The footage shows Gugino approach two officers outfitted in tactical gear who were part of a larger group of police enforcing the city's 8 p.m. curfew in Buffalo's Niagara Square, in front of city hall. After a brief interaction, the officers forcefully push Gugino, and he falls backward onto the pavement. Officers can then be seen walking past Gugino's body as he bleeds from his head.

Buffalo police initially said in a statement Thursday night that a person "was injured when he tripped & fell" during a "skirmish involving protestors," but police later apologized and said they were "working with incomplete details during what was a very fast-moving and fluid situation."

Buffalo Mayor Byron Brown announced last Friday that the police commissioner had suspended the two Buffalo police officers involved in the incident without pay, prompting dozens of other officers to step down from the department's crowd control unit in protest.

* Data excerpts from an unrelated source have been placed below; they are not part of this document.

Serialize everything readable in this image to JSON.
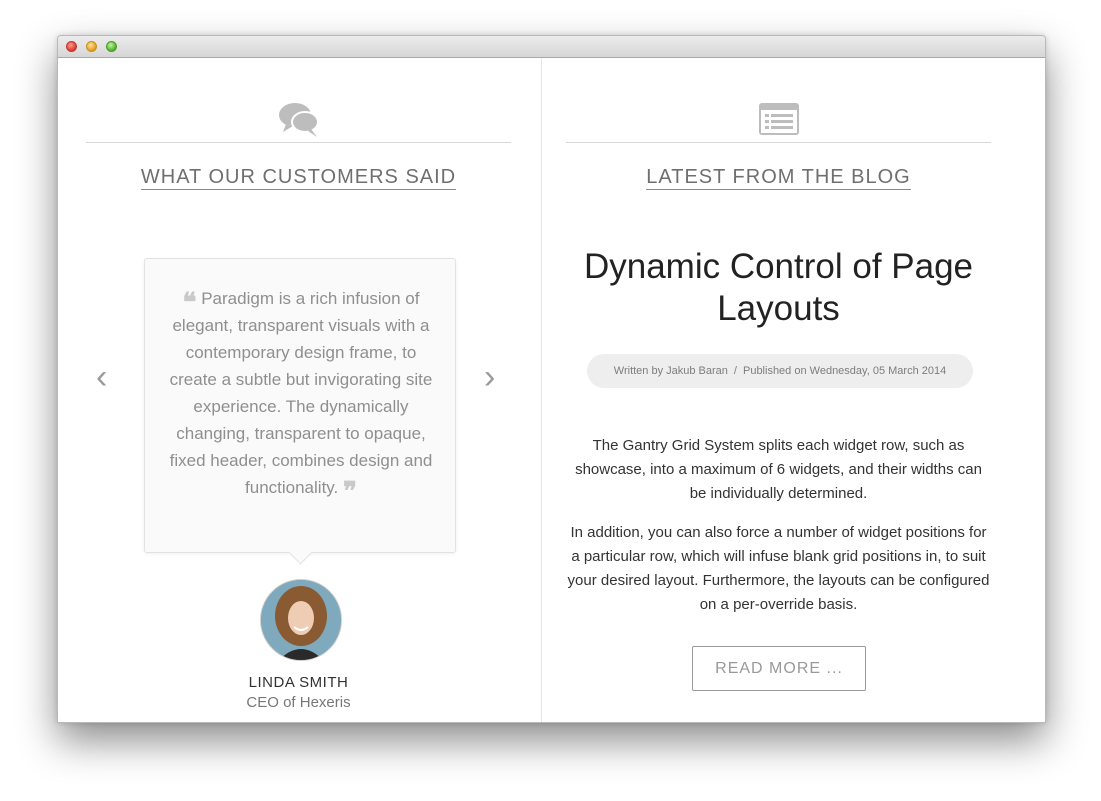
{
  "window": {
    "traffic_lights": [
      "close",
      "minimize",
      "zoom"
    ]
  },
  "testimonials": {
    "title": "WHAT OUR CUSTOMERS SAID",
    "icon": "speech-bubbles-icon",
    "quote": "Paradigm is a rich infusion of elegant, transparent visuals with a contemporary design frame, to create a subtle but invigorating site experience. The dynamically changing, transparent to opaque, fixed header, combines design and functionality.",
    "quote_open": "❝",
    "quote_close": "❞",
    "prev_arrow": "‹",
    "next_arrow": "›",
    "person": {
      "name": "LINDA SMITH",
      "role": "CEO of Hexeris"
    }
  },
  "blog": {
    "title": "LATEST FROM THE BLOG",
    "icon": "list-icon",
    "post_title": "Dynamic Control of Page Layouts",
    "meta": {
      "author": "Written by Jakub Baran",
      "separator": "/",
      "published": "Published on Wednesday, 05 March 2014"
    },
    "paragraph_1": "The Gantry Grid System splits each widget row, such as showcase, into a maximum of 6 widgets, and their widths can be individually determined.",
    "paragraph_2": "In addition, you can also force a number of widget positions for a particular row, which will infuse blank grid positions in, to suit your desired layout. Furthermore, the layouts can be configured on a per-override basis.",
    "read_more": "READ MORE ..."
  }
}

On Saturday, Erie County, New York, District Attorney John Flynn charged the two officers, Robert McCabe and Aaron Torgalski, with second-degree assault. McCabe and Torgalski pleaded not guilty and were released without bail.

Trump's tweet Tuesday echoed a recent OANN segment about a report from a website called the Conservative Treehouse, which alleges Gugino "was attempting to capture the radio communications signature of Buffalo police officers." The report states that the "capture of communications signals ... is a method of police tracking used by Antifa to monitor the location of police."

Neither OANN nor the Conservative Treehouse offered any evidence to support their claims about Gugino, who is a longtime peace activist from Amherst, according to The Buffalo News. An attorney for Gugino did not immediately respond to a request for comment on Trump's tweet and Gugino's current condition.

The president and Attorney General William Barr have charged that extremist organizations are largely responsible for acts of looting and violence that have broken out at some protests across the country. Republicans have specifically blamed what they refer to as antifa, a collection of far-left militant groups that often resist neo-Nazis, white supremacists and far right-wing groups at demonstrations and other events.

Trump declared last month that the U.S. government would be "designating ANTIFA as a Terrorist Organization" - even though he does not appear to have the legal authority to do so, and it is not clear that the loosely defined group of radical activists is an organization at all.

At a news briefing last Thursday, Barr claimed Justice Department officials "have evidence that antifa and other similar extremist groups, as well as actors of a variety of different political persuasions, have been involved in instigating and participating in the violent activity" at protests.

The Associated Press contributed to this report.